Seit Jahren macht die LURI.watersystems auf das Problem der Mischkanalisationen aufmerksam und fordert den Senat auf, ein Sofortprogramm umzusetzen, um weitere, dauerhafte Schäden für die Gewässer in Berlin abzuwenden. Das bis jetzt umgesetzte Sanierungsprogramm und die veranschlagten Ziele reichen bei Weitem nicht aus, die bestehenden Probleme dauerhaft in den Griff zu bekommen.

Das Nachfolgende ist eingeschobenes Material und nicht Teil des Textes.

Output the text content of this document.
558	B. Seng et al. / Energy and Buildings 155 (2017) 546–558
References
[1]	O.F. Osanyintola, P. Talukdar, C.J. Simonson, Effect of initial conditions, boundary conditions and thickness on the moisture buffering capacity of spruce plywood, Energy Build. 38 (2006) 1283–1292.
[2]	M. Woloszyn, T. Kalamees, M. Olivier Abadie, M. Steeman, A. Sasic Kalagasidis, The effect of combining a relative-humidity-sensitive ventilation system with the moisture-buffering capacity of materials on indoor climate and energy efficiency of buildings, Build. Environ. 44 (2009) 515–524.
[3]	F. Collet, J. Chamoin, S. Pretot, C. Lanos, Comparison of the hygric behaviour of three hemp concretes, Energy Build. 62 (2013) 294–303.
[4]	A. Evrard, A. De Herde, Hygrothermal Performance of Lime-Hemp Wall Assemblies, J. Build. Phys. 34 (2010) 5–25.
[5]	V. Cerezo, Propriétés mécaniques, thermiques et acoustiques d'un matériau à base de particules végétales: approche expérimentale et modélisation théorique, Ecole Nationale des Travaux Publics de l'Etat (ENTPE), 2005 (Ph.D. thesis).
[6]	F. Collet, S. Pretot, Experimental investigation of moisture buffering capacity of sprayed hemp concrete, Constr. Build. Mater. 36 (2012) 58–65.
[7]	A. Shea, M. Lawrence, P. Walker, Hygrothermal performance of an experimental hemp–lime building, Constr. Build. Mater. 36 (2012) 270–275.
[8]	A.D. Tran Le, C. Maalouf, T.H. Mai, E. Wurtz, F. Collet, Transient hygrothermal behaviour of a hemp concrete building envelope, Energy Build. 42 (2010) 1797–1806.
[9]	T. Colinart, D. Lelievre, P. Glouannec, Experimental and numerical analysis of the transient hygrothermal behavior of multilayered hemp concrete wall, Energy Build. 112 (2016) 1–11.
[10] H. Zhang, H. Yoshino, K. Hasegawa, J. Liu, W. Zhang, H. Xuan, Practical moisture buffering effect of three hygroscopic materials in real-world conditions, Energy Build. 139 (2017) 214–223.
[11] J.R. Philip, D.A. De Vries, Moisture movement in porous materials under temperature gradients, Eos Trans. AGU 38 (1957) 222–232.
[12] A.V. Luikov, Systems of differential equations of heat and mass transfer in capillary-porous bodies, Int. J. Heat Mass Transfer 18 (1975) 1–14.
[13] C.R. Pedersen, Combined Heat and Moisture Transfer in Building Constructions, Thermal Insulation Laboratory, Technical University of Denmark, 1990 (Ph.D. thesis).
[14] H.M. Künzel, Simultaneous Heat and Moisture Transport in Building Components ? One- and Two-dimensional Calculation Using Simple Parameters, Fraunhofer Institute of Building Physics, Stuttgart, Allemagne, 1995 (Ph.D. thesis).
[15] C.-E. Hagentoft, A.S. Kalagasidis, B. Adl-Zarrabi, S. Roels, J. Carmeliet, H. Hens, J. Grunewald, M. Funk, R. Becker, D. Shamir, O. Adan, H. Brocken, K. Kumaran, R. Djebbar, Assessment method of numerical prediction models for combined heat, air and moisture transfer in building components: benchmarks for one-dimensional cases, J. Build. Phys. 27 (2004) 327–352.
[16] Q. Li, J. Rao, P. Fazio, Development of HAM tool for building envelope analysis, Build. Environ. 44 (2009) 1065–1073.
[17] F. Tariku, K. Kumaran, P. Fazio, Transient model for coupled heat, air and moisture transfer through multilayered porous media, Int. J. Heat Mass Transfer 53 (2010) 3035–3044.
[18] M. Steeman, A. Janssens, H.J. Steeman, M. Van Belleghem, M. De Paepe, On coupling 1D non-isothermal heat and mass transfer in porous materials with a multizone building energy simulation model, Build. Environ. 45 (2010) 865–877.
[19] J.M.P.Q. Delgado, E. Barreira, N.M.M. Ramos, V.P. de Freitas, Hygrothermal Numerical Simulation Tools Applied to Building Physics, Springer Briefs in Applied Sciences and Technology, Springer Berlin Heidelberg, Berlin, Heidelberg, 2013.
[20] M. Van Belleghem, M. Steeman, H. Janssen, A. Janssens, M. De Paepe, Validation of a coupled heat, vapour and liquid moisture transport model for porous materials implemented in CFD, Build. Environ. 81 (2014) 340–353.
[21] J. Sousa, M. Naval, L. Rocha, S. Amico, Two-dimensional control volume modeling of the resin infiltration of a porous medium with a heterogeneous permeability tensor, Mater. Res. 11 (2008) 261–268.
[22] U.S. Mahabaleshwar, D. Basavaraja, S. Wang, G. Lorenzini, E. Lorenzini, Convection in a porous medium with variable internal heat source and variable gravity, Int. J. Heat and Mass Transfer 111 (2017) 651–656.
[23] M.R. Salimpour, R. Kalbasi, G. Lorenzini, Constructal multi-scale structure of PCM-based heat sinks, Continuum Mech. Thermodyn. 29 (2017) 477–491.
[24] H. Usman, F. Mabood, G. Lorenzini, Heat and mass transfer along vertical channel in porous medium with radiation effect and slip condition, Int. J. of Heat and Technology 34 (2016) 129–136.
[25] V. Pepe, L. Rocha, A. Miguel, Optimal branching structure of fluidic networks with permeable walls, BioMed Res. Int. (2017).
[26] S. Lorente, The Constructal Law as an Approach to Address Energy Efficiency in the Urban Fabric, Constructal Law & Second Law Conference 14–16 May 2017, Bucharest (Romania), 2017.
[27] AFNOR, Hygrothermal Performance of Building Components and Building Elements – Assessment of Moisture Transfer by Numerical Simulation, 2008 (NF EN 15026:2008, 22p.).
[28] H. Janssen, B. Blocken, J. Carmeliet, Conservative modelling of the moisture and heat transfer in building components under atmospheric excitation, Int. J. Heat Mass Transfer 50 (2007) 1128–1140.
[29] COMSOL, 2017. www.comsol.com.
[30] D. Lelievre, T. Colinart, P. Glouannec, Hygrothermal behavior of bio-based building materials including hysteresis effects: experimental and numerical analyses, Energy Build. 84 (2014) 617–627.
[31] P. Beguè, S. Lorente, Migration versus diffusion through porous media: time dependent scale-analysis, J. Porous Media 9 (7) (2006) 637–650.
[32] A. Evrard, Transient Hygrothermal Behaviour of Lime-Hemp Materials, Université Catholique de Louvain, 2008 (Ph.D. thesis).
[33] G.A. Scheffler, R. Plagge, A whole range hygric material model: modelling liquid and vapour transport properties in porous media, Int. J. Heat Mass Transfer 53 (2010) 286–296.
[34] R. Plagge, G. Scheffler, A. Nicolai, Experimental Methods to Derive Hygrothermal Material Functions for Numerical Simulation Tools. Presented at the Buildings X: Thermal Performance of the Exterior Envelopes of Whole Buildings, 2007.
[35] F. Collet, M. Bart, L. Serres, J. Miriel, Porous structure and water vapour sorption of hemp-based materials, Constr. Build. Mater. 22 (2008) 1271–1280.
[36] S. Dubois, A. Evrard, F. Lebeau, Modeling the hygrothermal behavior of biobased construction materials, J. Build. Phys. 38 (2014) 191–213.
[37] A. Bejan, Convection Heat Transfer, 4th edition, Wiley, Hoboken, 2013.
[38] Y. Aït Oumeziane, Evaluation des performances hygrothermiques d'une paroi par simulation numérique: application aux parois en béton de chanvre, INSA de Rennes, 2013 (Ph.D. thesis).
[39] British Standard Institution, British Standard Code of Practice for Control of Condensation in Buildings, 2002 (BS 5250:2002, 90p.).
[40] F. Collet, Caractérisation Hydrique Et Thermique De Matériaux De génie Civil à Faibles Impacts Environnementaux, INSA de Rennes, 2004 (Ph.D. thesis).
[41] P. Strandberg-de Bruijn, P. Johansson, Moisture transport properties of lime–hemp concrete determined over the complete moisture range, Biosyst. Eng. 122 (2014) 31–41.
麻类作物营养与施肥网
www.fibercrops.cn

Der Landwehrkanal führt mit einer Länge von 10,73 km mitten durch die Stadt und bietet in vielen Stadtteilen einen wohnungsnahen Lebens- und Erholungsraum für die Großstädter. Berlin als Hauptstadt sollte eine weltweite Vorbildfunktion für andere Städte einnehmen und dringend mehr Mittel zur Umsetzung von Sanierungsmaßnahmen als aktiven Umweltschutz zur Verfügung stellen. Deutsche Umwelttechnologien sind auf ausländischen Märkten gefragt, sie gelten als technologisch innovativ und zuverlässig; Deutschland nimmt hier einen Spitzenplatz ein, der Exportanteil ist hoch.